14 fevereiro 2011 18:48
14 fevereiro 2011 18:48
O dia de São Valentim, que hoje se celebra, é um dia de amor universal. De amor das floristas que nos querem impingir amores-perfeitos; de bem-querer dos restauradores que nos querem pespegar, entre outras delícias de "sexy-food", linguadinhos à Valentim; de afecto das ourivesarias que tencionam fazer palpitar um coração de ouro ou prata, bem pago, no peito da nossa cara-metade; dos comerciantes e dos centros comerciais que planearam aguçar-nos mais ainda, por amor à próxima, desfastios consumistas; de dilecção dos hoteleiros, sequiosos por nos fazerem transpirar de amor em quartos guardados por cupidos de celofane; e até da excitação das companhias aéreas que, também, nos querem obrigar, quase de borla, a trepidações extáticas numa capital romântica da Europa.

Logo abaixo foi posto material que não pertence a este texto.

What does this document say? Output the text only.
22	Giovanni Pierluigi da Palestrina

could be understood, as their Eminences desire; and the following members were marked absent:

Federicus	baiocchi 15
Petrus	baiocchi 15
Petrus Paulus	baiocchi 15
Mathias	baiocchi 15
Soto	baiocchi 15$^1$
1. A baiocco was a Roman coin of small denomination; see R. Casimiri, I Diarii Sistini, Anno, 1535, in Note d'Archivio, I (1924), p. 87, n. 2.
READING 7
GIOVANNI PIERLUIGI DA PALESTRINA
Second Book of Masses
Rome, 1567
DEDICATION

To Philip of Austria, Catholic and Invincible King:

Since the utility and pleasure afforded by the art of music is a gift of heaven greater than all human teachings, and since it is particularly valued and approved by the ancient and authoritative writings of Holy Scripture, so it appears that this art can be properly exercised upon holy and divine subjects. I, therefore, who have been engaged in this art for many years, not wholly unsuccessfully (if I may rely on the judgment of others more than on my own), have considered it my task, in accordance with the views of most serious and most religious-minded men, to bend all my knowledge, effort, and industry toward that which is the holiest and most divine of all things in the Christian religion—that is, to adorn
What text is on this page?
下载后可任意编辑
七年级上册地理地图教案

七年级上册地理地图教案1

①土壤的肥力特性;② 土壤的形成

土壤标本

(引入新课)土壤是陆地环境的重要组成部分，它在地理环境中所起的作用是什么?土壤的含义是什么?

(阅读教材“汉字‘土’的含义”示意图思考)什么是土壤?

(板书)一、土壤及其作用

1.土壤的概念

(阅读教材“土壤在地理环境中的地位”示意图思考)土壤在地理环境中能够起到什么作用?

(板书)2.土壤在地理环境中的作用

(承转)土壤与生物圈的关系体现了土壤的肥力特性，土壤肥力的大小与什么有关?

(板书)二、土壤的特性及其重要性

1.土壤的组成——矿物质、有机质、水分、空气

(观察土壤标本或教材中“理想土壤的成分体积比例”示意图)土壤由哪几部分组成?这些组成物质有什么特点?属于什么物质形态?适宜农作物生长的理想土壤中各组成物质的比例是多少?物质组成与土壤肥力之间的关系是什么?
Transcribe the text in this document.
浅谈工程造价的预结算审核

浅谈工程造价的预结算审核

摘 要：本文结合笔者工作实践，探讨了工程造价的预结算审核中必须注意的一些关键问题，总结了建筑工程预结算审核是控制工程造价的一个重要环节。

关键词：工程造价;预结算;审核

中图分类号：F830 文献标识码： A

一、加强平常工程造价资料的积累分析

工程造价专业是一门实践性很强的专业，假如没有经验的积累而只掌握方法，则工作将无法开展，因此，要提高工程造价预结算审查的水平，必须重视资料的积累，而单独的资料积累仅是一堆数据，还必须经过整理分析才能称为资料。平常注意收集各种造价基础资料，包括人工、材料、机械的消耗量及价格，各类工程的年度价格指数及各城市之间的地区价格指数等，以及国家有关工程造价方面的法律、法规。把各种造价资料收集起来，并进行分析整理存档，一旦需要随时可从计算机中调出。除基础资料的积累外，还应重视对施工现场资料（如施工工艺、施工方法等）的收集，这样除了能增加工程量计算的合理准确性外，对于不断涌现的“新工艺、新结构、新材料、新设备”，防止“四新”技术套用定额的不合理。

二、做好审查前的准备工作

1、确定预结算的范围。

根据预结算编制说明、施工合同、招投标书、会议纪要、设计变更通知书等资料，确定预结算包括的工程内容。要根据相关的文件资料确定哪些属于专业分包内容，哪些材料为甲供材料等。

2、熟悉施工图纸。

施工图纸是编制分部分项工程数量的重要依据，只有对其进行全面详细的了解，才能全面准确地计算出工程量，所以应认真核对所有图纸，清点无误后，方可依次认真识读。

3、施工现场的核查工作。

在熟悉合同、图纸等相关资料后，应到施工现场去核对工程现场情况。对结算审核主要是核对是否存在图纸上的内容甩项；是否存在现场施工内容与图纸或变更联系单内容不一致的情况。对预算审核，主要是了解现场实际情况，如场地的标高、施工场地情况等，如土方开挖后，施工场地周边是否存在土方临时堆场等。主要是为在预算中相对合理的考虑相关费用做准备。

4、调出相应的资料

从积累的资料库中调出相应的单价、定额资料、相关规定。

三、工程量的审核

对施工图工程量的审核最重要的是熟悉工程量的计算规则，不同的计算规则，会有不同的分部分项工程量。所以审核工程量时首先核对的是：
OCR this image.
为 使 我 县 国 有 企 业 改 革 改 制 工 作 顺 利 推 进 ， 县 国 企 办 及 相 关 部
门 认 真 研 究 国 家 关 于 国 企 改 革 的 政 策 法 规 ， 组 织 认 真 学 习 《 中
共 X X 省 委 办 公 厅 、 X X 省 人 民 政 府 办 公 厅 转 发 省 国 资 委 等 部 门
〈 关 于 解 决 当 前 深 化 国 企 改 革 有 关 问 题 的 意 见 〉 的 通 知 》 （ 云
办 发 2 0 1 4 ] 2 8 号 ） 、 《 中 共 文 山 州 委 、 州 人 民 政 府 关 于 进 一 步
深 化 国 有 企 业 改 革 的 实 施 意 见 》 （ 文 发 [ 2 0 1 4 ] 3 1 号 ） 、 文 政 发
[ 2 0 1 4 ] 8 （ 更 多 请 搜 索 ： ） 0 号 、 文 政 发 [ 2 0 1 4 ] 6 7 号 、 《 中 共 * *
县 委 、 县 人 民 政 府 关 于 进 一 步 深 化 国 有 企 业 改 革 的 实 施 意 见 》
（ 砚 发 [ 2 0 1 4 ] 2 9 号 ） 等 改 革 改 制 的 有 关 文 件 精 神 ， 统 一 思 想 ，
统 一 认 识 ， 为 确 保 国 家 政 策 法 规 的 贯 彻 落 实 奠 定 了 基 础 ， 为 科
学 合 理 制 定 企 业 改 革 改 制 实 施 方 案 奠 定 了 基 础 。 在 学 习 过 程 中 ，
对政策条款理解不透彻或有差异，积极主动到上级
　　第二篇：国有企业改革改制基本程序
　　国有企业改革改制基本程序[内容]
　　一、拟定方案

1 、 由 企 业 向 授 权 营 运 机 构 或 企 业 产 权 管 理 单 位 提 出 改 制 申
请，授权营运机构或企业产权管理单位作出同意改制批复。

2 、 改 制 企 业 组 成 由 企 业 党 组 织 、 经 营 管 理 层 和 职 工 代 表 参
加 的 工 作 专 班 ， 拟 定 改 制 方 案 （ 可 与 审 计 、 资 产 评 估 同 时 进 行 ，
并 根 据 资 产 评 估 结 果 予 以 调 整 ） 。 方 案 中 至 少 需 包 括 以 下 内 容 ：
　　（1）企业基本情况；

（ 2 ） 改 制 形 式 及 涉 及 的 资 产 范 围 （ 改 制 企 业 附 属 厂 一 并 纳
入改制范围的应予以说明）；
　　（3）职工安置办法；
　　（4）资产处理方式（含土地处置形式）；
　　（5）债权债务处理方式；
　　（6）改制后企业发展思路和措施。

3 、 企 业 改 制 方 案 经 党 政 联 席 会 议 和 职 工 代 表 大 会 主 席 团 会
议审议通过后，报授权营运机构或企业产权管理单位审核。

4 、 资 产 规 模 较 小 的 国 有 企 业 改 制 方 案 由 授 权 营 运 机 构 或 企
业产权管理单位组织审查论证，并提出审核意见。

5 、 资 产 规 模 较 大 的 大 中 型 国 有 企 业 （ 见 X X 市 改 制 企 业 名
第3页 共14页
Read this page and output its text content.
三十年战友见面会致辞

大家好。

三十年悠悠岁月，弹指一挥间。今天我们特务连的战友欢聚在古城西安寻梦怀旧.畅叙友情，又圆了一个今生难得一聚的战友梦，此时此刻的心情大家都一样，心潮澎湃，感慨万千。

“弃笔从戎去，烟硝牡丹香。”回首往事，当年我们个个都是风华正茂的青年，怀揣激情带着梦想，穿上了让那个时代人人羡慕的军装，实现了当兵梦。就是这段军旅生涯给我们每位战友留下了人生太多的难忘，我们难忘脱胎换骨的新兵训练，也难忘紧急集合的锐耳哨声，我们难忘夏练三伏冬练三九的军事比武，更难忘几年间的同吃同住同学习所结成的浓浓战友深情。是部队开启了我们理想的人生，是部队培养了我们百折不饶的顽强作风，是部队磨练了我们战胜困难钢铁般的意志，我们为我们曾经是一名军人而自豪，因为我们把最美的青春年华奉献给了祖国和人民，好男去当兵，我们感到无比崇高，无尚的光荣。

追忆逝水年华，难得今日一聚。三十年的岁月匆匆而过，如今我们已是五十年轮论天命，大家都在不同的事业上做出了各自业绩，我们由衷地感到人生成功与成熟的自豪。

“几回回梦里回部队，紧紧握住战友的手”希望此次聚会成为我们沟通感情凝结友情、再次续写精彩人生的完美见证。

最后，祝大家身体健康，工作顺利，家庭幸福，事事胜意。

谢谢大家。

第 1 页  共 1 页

Valentim, em cinza há mais de 1700 anos, não desconfia nada destas promoções que levam o seu nome de santo. Valentim é, dos três canonizados da Igreja com o mesmo nome, o mais notório. No ano de 271 perdeu, mesmo, a cabeça. O imperador romano Cláudio II mandou decapitá-lo. O martírio aconteceu a 14 de Fevereiro. Valentim teimara em celebrar casamentos, em segredo, desafiando a proibição do imperador carente de solteirões para a guerra.
Engaiolado, Valentim recebeu a filha do carcereiro, a bela Asterias. Asterias não via nada. Era invisual. Apaixonou-se por Valentim. Daqui a sabedora constatação, para o fim dos tempos, de que o amor continua cego depois de o ser.
Valentim devolveu a visão a Asterias. O milagre deu-se. Mas, como não há milagres perfeitos, Valentim ficou cego de amor por Asterias. Na situação de clausura em que se encontrava Valentim, não teve possibilidade de estimular, na sua apaixonada, uns gritinhos astéricos, próprios de amor carnal pecaminoso, mas impróprios de bispo. Umas simples cartinhas platónicas devem ter ajudado à glorificação do santo.
Até há uma dúzia de anos ninguém, em Portugal, se lembrava de São Valentim. Nos países anglo-saxónicos havia uma tradição, não muito antiga, de evocar o patrono dos namorados, enviando cartas e presentes às vítimas amorosas mais benquistas. É claro que, parafraseando o nosso sempre ostensivamente apaixonado presidente da República, não há presentes de borla. E neste dia, nos Estados Unidos ou na Grã-Bretanha, o negócio do presente nunca deixa de estar presente. Em Portugal a santa mercancia vai ganhando adeptos.Nunca vi, como este ano, tanto amor na sociedade portuguesa. Não há estabelecimento comercial em todo o país que não ostente enormes e rúbidos corações, acenando ao amor. O amor à compra de qualquer artefacto para ofertar. O amor de conveniência.
É um dia de salvação nacional. Não há empresário angustiado que não pense que o dia de São Valentim não deixará de salvá-lo de caixas de miséria, de salários em atraso, de bancarrota iminente. O santo, supõe-se, que interceda para serenar agonias prenunciadas.
Não acredito no sucesso destas diligências. Valentim, tantos séculos depois, continua um sacrossanto empedernido. Este ano, ainda por cima, o calendário não ajuda. O Dia dos Namorados tomba numa Segunda-feira. O Senhor, como vem nas escrituras, destinou-nos o início de semana para curar as beatíficas ressacas de fins-de-semana excessivos.Eu, por mim, ficarei a meditar no exemplo de Valentim. Tentarei permanecer insensível ao declarado amor do empresário próximo. Tentarei não apadrinhar conúbios inférteis e potencialmente perigosos para a existência. Darei tudo por tudo para não perder a cabeça. Ficarei em casa.